Question

If $ y = \cos \left( \frac{\pi}{3} + \cos^{-1} \frac{x}{2} \right) $, then $ (x - y)^2 + 3y^2 $ is equal to ________.

Hint:

In such trigonometric problems, use trigonometric identities to simplify expressions and solve for the desired quantity. Ensure that all terms are properly expanded and simplified.

Answer 1

Correct Answer: 3

We are given: \[ y = \cos \left( \cos^{-1} \frac{1}{2} + \cos^{-1} \frac{x}{2} \right) \] Since \( \cos^{-1} \frac{1}{2} = \frac{\pi}{3} \), we get: \[ y = \cos \left( \frac{\pi}{3} + \cos^{-1} \frac{x}{2} \right) \] Let \( \theta = \cos^{-1} \frac{x}{2} \), so we have: \[ y = \cos \left( \frac{\pi}{3} + \theta \right) \] Using the addition formula for cosine: \[ y = \frac{1}{2} \cos \theta - \sqrt{3} \sin \theta \] Now, squaring both sides: \[ y^2 = \left( \frac{1}{2} \cos \theta - \sqrt{3} \sin \theta \right)^2 \] Expanding the squares: \[ y^2 = \frac{1}{4} \cos^2 \theta + 3 \sin^2 \theta - \sqrt{3} \sin 2\theta \] Now, use the identity \( \sin^2 \theta = 1 - \cos^2 \theta \) to further simplify: \[ y^2 = \frac{1}{4} \cos^2 \theta + 3 (1 - \cos^2 \theta) - \sqrt{3} \sin 2\theta \] \[ y^2 = \frac{1}{4} \cos^2 \theta + 3 - 3 \cos^2 \theta - \sqrt{3} \sin 2\theta \] \[ y^2 = 3 - \frac{11}{4} \cos^2 \theta - \sqrt{3} \sin 2\theta \] Next, for \( (x - y)^2 + 3y^2 \): \[ (x - y)^2 + 3y^2 = 3 \]

Answer 2

We are given \( y = \cos\!\left(\frac{\pi}{3} + \cos^{-1}\!\frac{x}{2}\right) \) and asked to evaluate the expression \( (x - y)^2 + 3y^2 \) in terms of \(x\).

Concept Used:

Use the cosine addition identity and the relation between sine and cosine via inverse cosine. For any angle \( \theta \):

\[ \cos(\alpha+\beta)=\cos\alpha\cos\beta-\sin\alpha\sin\beta,\quad \text{and if } \cos\theta = u,\ \text{then } \sin\theta=\sqrt{1-u^2}\ (\theta\in[0,\pi]). \]

Step-by-Step Solution:

Step 1: Let \( \theta = \cos^{-1}\!\left(\frac{x}{2}\right) \). Then \( \cos\theta = \frac{x}{2} \) and, since \( \theta \in [0,\pi] \),

\[ \sin\theta = \sqrt{1-\cos^2\theta} = \sqrt{1-\left(\frac{x}{2}\right)^2} = \frac{\sqrt{4-x^2}}{2}. \]

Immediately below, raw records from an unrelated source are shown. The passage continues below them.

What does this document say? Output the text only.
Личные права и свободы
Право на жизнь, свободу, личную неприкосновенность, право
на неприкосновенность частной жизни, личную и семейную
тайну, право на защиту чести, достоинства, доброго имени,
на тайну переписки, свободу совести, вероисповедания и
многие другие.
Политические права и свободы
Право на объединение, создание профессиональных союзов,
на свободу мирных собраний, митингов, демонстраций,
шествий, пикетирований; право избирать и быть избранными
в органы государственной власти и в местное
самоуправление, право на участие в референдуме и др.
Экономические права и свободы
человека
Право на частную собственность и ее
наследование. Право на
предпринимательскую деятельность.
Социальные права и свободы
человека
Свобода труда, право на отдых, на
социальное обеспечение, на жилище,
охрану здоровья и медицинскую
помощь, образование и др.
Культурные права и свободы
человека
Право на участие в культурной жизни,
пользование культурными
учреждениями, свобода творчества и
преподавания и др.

Step 2: Expand \( y = \cos\!\left(\frac{\pi}{3}+\theta\right) \) using \( \cos\frac{\pi}{3}=\frac12 \) and \( \sin\frac{\pi}{3}=\frac{\sqrt{3}}{2} \):

\[ y=\cos\frac{\pi}{3}\cos\theta - \sin\frac{\pi}{3}\sin\theta = \frac12\cdot\frac{x}{2} - \frac{\sqrt{3}}{2}\cdot\frac{\sqrt{4-x^2}}{2} = \frac{x}{4} - \frac{\sqrt{3}}{4}\sqrt{4-x^2}. \]

Step 3: Set \( a=\frac{x}{4} \) and \( b=\frac{\sqrt{3}}{4}\sqrt{4-x^2} \). Then \( y=a-b \) and

\[ x-y = x-(a-b) = \frac{3x}{4} + b. \]

Step 4: Compute the required expression:

\[ (x-y)^2 + 3y^2 = \left(\frac{3x}{4}+b\right)^2 + 3(a-b)^2. \]

Expand and group like terms:

\[ \left(\frac{3x}{4}\right)^2 + \frac{3x}{2}\,b + b^2 \;+\; 3a^2 - 6ab + 3b^2 = \frac{9x^2}{16} + 3a^2 + 4b^2 + \left(\frac{3x}{2}b - 6ab\right). \]

Step 5: Note the mixed terms cancel since \( a=\tfrac{x}{4} \):

\[ \frac{3x}{2}b - 6ab = \frac{3x}{2}b - 6\left(\frac{x}{4}\right)b = 0. \]

Also compute \( 3a^2 = 3\left(\frac{x}{4}\right)^2 = \frac{3x^2}{16} \) and \( 4b^2 = 4\left(\frac{3}{16}(4-x^2)\right) = \frac{12}{16}(4-x^2)=3-\frac{3x^2}{4} \). Hence,

\[ (x-y)^2 + 3y^2 = \left(\frac{9x^2}{16} + \frac{3x^2}{16}\right) + \left(3 - \frac{3x^2}{4}\right) = \frac{12x^2}{16} + 3 - \frac{3x^2}{4} = \frac{3x^2}{4} + 3 - \frac{3x^2}{4} = 3. \]

Final Computation & Result

The expression simplifies to the constant value 3, independent of \(x\):

\[ \boxed{(x - y)^2 + 3y^2 = 3}. \]